Tuesday, November 28, 2006

What is our Main Business?

I got home from Tennessee late Sunday night and was groggy all yesterday. Today I'm beginning to get my wits about me. I will comment about our thanksgiving in the next post (when i have a few pictures to add). Today I would like to comment on a presentation I had yesterday from george hunter.

George Hunter is one of the top Church Growth Guys in the country and teaches here at ATS. His speciality is church growth and evangelism. He got his start in 1962 when he ministered to the crowd at Muscle Beach. He lifted weights and built relationships to share the gospel.

During his presentation he shared a few insights which I want to share with you. He said in America there are 180 Million people who are not Christian. This makes America the third or fourth most populous mission field in the world. Over a third of those folks (180 Milliion) have no Christian memory to speak of. Another third attend church once in a while. The other third consider themselves a particular denomination of preference but attend no church.

Peter Drucker, management guru of the 20th century, said there are two questions every organization must ask itself. 1) What is our main business? 2) How’s business? Some possible answers for the church are below:
1) Provide worship and pastoral care - Many churches view their main job to pastor the people they have and provide worhsip services. They answer their business question by how well they are doing that.

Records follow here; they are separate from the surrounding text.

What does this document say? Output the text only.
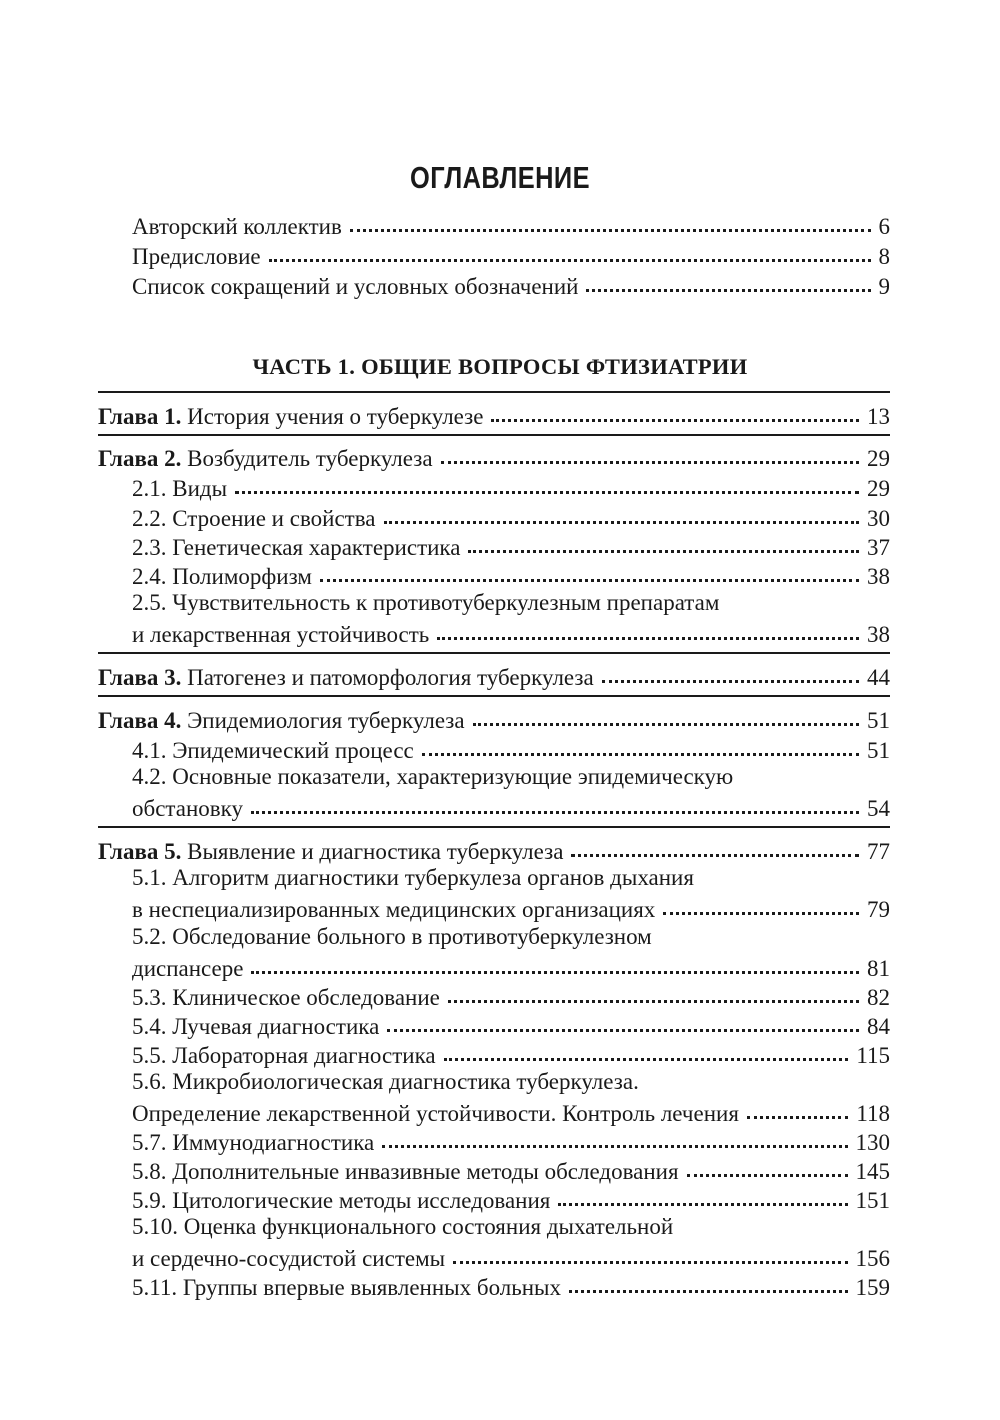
ОГЛАВЛЕНИЕ
Авторский коллектив	6
Предисловие	8
Список сокращений и условных обозначений	9
ЧАСТЬ 1. ОБЩИЕ ВОПРОСЫ ФТИЗИАТРИИ
Глава 1. История учения о туберкулезе	13
Глава 2. Возбудитель туберкулеза	29
2.1. Виды	29
2.2. Строение и свойства	30
2.3. Генетическая характеристика	37
2.4. Полиморфизм	38
2.5. Чувствительность к противотуберкулезным препаратам
и лекарственная устойчивость	38
Глава 3. Патогенез и патоморфология туберкулеза	44
Глава 4. Эпидемиология туберкулеза	51
4.1. Эпидемический процесс	51
4.2. Основные показатели, характеризующие эпидемическую
обстановку	54
Глава 5. Выявление и диагностика туберкулеза	77
5.1. Алгоритм диагностики туберкулеза органов дыхания
в неспециализированных медицинских организациях	79
5.2. Обследование больного в противотуберкулезном
диспансере	81
5.3. Клиническое обследование	82
5.4. Лучевая диагностика	84
5.5. Лабораторная диагностика	115
5.6. Микробиологическая диагностика туберкулеза.
Определение лекарственной устойчивости. Контроль лечения	118
5.7. Иммунодиагностика	130
5.8. Дополнительные инвазивные методы обследования	145
5.9. Цитологические методы исследования	151
5.10. Оценка функционального состояния дыхательной
и сердечно-сосудистой системы	156
5.11. Группы впервые выявленных больных	159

2) Perpetuate our Tradition - Some churches are concerned that they keep their denominational heritage going. This includes music, worship style, theology and the like.

3) Support the Institution - Some churches believe their job is to support the mother chruch, the denomination fulfill its goals. They give their time and money to make sure the institution lives on.

4) Work for the kind of world God wants - Churches do this in many ways. SOme see their church as a social service agency. Others try to gain political influence and legislate morality.

5) Reach and Disciple pre-christian peoples - This is the biblical view of the local church. They don't depend on their denomination to do the work. They see their local church as the center of disciplemaking. They try to reach out to folks, win them to faith, disciple them and grow in Christ and cause them to reach out in love to their neighbors. These also tend to be the growing churches.

We also talked about what is the gospel. Perhaps the reason many churches are plateaued or declining is because we are preaching the wrong gospel. He made the following comment (as best as I can remember it), "What we expect is for people to attend church, attend Sunday School, go to programs the church offers, and serve on committees. That kind of Christianity won’t change the world." Wow.

The kind of Christianity that changes the world is a community made up of individuals who are pursuing Christ, who see themselves as the people of God, who pray for God's kingdom to come on earth as it is in heaven, who see their lives as ministry to a lost and hurting world. It is the kind of Christianity that is more concerned about what happens during the week than what happens between 11am - 12pm on Sunday morning. May we become that type of community! May God make me into that kind of pastoral leader with a vision to impact a community rather than the community impacting the church.